Hinokithiol (β-thujaplicine, 2-hydroxy-4-isopropyl-2,4,6 cycloheptatrien-1-one) is a biologically active substance from the group of tropolone compounds with the general formula C10H12O2 [1] and molecular weight 164,2 g/mol. It occurs naturally in the bark and roots of trees from the Cypress family (Cuperssaceae), incl. the giant thuja (Thuja plicata), the thuja Japanese thuja (Thujopsis dolabrata) and the Taiwanese cypress (Chamaecyparis taiwanesis). It has the form of a light yellow or white powder with a melting point of 50-52°C and a characteristic odor. It’s soluble in ethanol and dimethylsulfoxide (DMSO) [2]. In vitro studies with hinokithiol confirmed its antimicrobial and antiradical activity. This compound has the ability to complex zinc and copper ions, which are the basic factors in the biological activity of tyrosinase. By blocking the activity of tyrosinase, it reduces the synthesis of melanin responsible for the formation of discoloration [3]. It also has the ability to activate capsase-3, thus inducing the apoptosis process of cancer cells. It exhibits anti-inflammatory activity, which is related to the ability to modify the activity of lipoxygenase and carboxypeptidase A and the ability to inhibit the production of tumor necrosis factor alpha (TNF-α), the transcription factor κβ (NF-κB) and the transcription factor HIF-1 [4]. Additionally, in vivo, hinokitiol reduces the occurrence of photodamage to the skin caused by UVB radiation, which is related to the anti-radical activity of β-thujaplicin [5]. In modern cosmetology, hinokitiol is used in preparations for the care of oily and sensitive skin, as well as in anti-discoloration cosmetics, toothpastes and preparations for hair care [6].

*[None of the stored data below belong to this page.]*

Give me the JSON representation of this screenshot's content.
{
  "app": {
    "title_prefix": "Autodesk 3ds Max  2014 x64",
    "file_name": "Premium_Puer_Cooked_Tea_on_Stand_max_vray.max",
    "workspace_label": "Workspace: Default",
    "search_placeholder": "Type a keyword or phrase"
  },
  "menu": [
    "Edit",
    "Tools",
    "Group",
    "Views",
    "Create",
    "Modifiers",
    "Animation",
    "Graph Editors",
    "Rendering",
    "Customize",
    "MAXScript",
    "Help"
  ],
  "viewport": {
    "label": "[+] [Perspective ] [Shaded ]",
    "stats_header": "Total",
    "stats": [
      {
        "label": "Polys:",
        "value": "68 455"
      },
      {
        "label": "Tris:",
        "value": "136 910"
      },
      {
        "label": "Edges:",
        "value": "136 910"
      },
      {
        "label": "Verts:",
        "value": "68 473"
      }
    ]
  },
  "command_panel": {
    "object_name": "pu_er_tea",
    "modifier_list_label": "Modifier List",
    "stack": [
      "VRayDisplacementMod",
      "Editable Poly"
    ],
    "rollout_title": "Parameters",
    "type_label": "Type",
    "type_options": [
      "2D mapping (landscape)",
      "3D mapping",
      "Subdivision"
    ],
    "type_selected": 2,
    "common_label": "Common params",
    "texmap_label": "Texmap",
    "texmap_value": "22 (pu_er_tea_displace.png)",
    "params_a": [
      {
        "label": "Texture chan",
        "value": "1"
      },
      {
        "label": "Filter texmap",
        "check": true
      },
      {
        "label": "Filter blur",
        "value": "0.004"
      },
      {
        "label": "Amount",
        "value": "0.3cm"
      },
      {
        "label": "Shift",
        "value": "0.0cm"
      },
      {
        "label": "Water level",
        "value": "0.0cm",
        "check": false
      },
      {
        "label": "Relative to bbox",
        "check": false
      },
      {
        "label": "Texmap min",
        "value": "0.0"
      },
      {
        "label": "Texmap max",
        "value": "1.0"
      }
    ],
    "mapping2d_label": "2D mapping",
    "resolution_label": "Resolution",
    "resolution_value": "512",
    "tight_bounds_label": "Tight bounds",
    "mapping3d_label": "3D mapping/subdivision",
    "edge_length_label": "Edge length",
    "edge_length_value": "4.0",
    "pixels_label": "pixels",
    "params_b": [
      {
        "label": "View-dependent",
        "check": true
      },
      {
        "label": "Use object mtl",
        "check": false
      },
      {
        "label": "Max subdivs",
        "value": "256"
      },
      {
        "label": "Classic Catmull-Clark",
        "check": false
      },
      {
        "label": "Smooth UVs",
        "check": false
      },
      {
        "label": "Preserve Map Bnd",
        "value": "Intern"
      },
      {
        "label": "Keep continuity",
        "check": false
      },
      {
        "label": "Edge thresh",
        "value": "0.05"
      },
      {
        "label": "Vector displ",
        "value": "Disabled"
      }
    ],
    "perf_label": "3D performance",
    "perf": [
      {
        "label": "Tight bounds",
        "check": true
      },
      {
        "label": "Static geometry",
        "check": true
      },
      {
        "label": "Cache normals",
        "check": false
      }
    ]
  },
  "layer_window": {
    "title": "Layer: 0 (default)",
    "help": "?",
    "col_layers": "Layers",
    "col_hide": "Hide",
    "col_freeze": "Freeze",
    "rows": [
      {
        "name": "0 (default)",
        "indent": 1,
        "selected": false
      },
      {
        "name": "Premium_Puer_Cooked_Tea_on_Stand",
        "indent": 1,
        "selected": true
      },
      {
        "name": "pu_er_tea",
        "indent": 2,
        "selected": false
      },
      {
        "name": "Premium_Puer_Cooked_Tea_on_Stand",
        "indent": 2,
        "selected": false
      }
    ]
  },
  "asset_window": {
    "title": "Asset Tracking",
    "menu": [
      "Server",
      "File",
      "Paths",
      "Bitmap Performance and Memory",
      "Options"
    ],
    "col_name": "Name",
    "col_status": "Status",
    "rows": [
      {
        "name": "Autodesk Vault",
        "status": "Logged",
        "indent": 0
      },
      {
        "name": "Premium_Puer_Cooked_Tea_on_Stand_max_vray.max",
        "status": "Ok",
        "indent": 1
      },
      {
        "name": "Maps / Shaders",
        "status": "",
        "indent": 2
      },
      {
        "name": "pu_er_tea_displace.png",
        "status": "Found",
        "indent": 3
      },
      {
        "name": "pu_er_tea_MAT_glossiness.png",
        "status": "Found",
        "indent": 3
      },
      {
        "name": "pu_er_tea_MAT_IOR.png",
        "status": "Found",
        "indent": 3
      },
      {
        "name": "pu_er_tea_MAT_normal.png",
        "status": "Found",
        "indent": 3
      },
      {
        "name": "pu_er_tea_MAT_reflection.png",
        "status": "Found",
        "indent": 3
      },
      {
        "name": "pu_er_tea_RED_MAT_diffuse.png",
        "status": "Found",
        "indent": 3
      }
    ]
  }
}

Hinokitiol was discovered in 1936 by Dr. Tetsuo Nozoe from the essential oil component of Taiwan Hinoki. At the time, the discovery of this compound with a heptagonal molecular structure, which was said not to exist in nature at that time, was globally recognized as a great achievement in the history of chemistry.

Anti-inflammatory effect of hinokitiol

It has also been proved that hinokithiol has strong anti-inflammatory properties related to the ability of β-thujaplicine to chelate multivalent metal ions present in the active center of pro-inflammatory metallo-dependent enzymes, as well as the ability to inhibit pro-inflammatory cytokines [7]. In vivo studies carried out on rats, it was observed that hinokithiol reduces the expression of metalloproteinases types 1, 3, 13 and beta-catenine in IL-1β stimulated chondrocytes, thus reducing the risk of osteoarthritis [2, 7].

Antimicrobial properties of hinokithiol

In vitro studies of hinokithiol have demonstrated the antibacterial, antifungal, antiviral, and insecticidal activity of this. The mechanism of this action may be related to the ability to inhibit the activity of proteolytic enzymes, disturbance of the nucleic acid synthesis process, as well as an increase in the permeability of the cell wall to exogenous substances [8]. For this reason, some products, such as oral care cosmetics, preparations for hair and body contain β-thujaplycin, which exhibits antimicrobial activity against the pathogenic microorganisms of the skin, hair, and teeth. Bacterial and fungistatic activity of hinokithiol depends on the concentration of this compound, and a specific paradox of β-thujaplicin action is observed in relation to pathogenic microorganisms of the species Staphyloccocus aureus, Aggregatibacter actinomycetemcomitans and Streptococcus mutans occurring in the oral cavity. This compound at a low concentration inhibits the growth of microorganisms, while at a higher concentration it promotes the growth of these microorganisms, and at an even higher concentration, complete inhibition of growth is observed. As demonstrated by the simultaneous use of β-thujaplicin and zinc ions, the phenomenon of the so-called the paradox of the zone of inhibition of the growth of Staphyloccocus aureus microorganisms is limited and at the same time an improvement in the antimicrobial activity of hinokithiol is observed [9]. In recent studies [8] it has been proved that hinokitiol can reduce the growth of pathogenic microorganisms of the oral cavity, such as Staphyloccocus aureus, Aggregatibacter actinomycetemcomitans, Streptococcus mutans and Candida albicans.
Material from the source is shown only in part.